Safety Assessment, AstraZeneca R&D, Alderley Park, Macclesfield, Cheshire SK10 4TG, UK.
Toxicology. 2011 Dec 18;290(2-3):249-57. doi: 10.1016/j.tox.2011.10.002. Epub 2011 Oct 12.
The genotoxicity of methapyrilne (MP) has been evaluated in a number of assays since it was found to be a rat hepatocarcinogen with subsequent withdrawal as an over-the-counter antihistamine. Whilst it has not been classified as a genotoxin, there are reports of positive findings from mammalian cell gene mutation and transformation assays. To investigate further the genotoxic potential of MP, the alkaline Comet assay was used to evaluate DNA damage both in primary hepatocytes in culture and in vivo in the rat. To confirm bioactivation was required to induce the hepatotoxic mechanism, aminobenzotriazole, a broad spectrum cytochrome P450 enzyme inhibitor was used as a pre-treatment. The levels of glutathione and glutathione disulfide were determined in both hepatocytes in culture and in the liver following in vivo exposure. MP showed significant increases in DNA damage in freshly isolated male rat hepatocyte suspensions that could be significantly reduced by pre-incubation of aminobenzotriazole (ABT). DNA damage showed a marked sex difference, with male hepatocytes being more susceptible, and showing a concurrent depletion of glutathione (GSH) compared with female hepatocytes. Modulation of the GSH levels by diethylmaleate and γ-glutamylcysteinylethyl ester, elevated and reduced the levels of DNA damage, respectively. In the in vivo Comet assay, there was no evidence of DNA damage following MP (150mg/kg p.o) treatment for three consecutive days, although histological and liver enzyme changes were seen. Total protein GSH content was elevated in MP-treated animals and superoxide dismutase levels were increased specifically in periportal regions. Taken together, these data support the potential for MP to induce oxidative stress. The differences in DNA damage detected by the Comet assay in vitro, and in rat liver in vivo, could be attributed to differences in metabolism and response to oxidant insult or the inability of the assay to discriminate damage in a small number of individual cells in the whole liver.

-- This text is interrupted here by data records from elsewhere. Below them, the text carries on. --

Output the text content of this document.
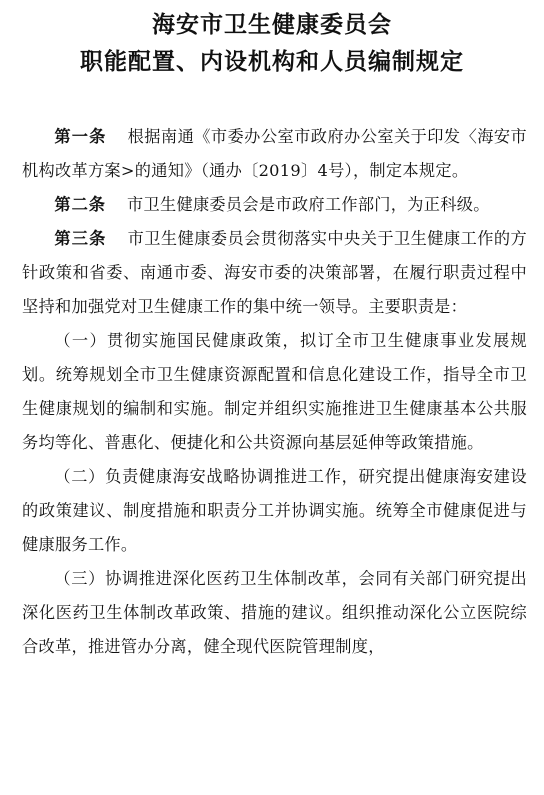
海安市卫生健康委员会
职能配置、内设机构和人员编制规定

第一条 根据南通《市委办公室市政府办公室关于印发〈海安市机构改革方案>的通知》（通办〔2019〕4号），制定本规定。

第二条 市卫生健康委员会是市政府工作部门，为正科级。

第三条 市卫生健康委员会贯彻落实中央关于卫生健康工作的方针政策和省委、南通市委、海安市委的决策部署，在履行职责过程中坚持和加强党对卫生健康工作的集中统一领导。主要职责是：

（一）贯彻实施国民健康政策，拟订全市卫生健康事业发展规划。统筹规划全市卫生健康资源配置和信息化建设工作，指导全市卫生健康规划的编制和实施。制定并组织实施推进卫生健康基本公共服务均等化、普惠化、便捷化和公共资源向基层延伸等政策措施。

（二）负责健康海安战略协调推进工作，研究提出健康海安建设的政策建议、制度措施和职责分工并协调实施。统筹全市健康促进与健康服务工作。

（三）协调推进深化医药卫生体制改革，会同有关部门研究提出深化医药卫生体制改革政策、措施的建议。组织推动深化公立医院综合改革，推进管办分离，健全现代医院管理制度，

甲吡戊胺的遗传毒性已在多项检测中进行了评估,因为它被发现是一种大鼠肝癌致癌物,随后被撤出非处方抗组胺药。虽然它没有被归类为遗传毒物,但有报道称哺乳动物细胞基因突变和转化检测呈阳性结果。为了进一步研究甲吡戊胺的遗传毒性潜力,使用碱性彗星试验评估了培养的原代肝细胞和大鼠体内的 DNA 损伤。为了确认生物激活是诱导肝毒性机制所必需的,使用了氨基苯并三唑,一种广泛的细胞色素 P450 酶抑制剂作为预处理。在体内暴露后,分别在培养的肝细胞和肝脏中测定了谷胱甘肽和谷胱甘肽二硫化物的水平。甲吡戊胺在新鲜分离的雄性大鼠肝细胞悬浮液中显示出明显的 DNA 损伤增加,这种增加可以通过氨基苯并三唑(ABT)的预孵育显著降低。DNA 损伤显示出明显的性别差异,雄性肝细胞更敏感,与雌性肝细胞相比,谷胱甘肽(GSH)同时耗竭。二乙基马来酸酯和γ-谷氨酰半胱氨酸乙酯对 GSH 水平的调节分别升高和降低了 DNA 损伤的水平。在体内彗星试验中,连续 3 天给予甲吡戊胺(150mg/kg,po)治疗后,没有证据表明 DNA 损伤,尽管观察到组织学和肝酶变化。给予甲吡戊胺的动物总蛋白 GSH 含量升高,过氧化物歧化酶水平特异性在门脉周围区域升高。综合这些数据,支持甲吡戊胺诱导氧化应激的潜力。在体外彗星试验和大鼠肝脏体内检测到的 DNA 损伤差异可能归因于代谢和对氧化剂损伤的反应差异,或者该试验无法区分整个肝脏中少数个别细胞的损伤。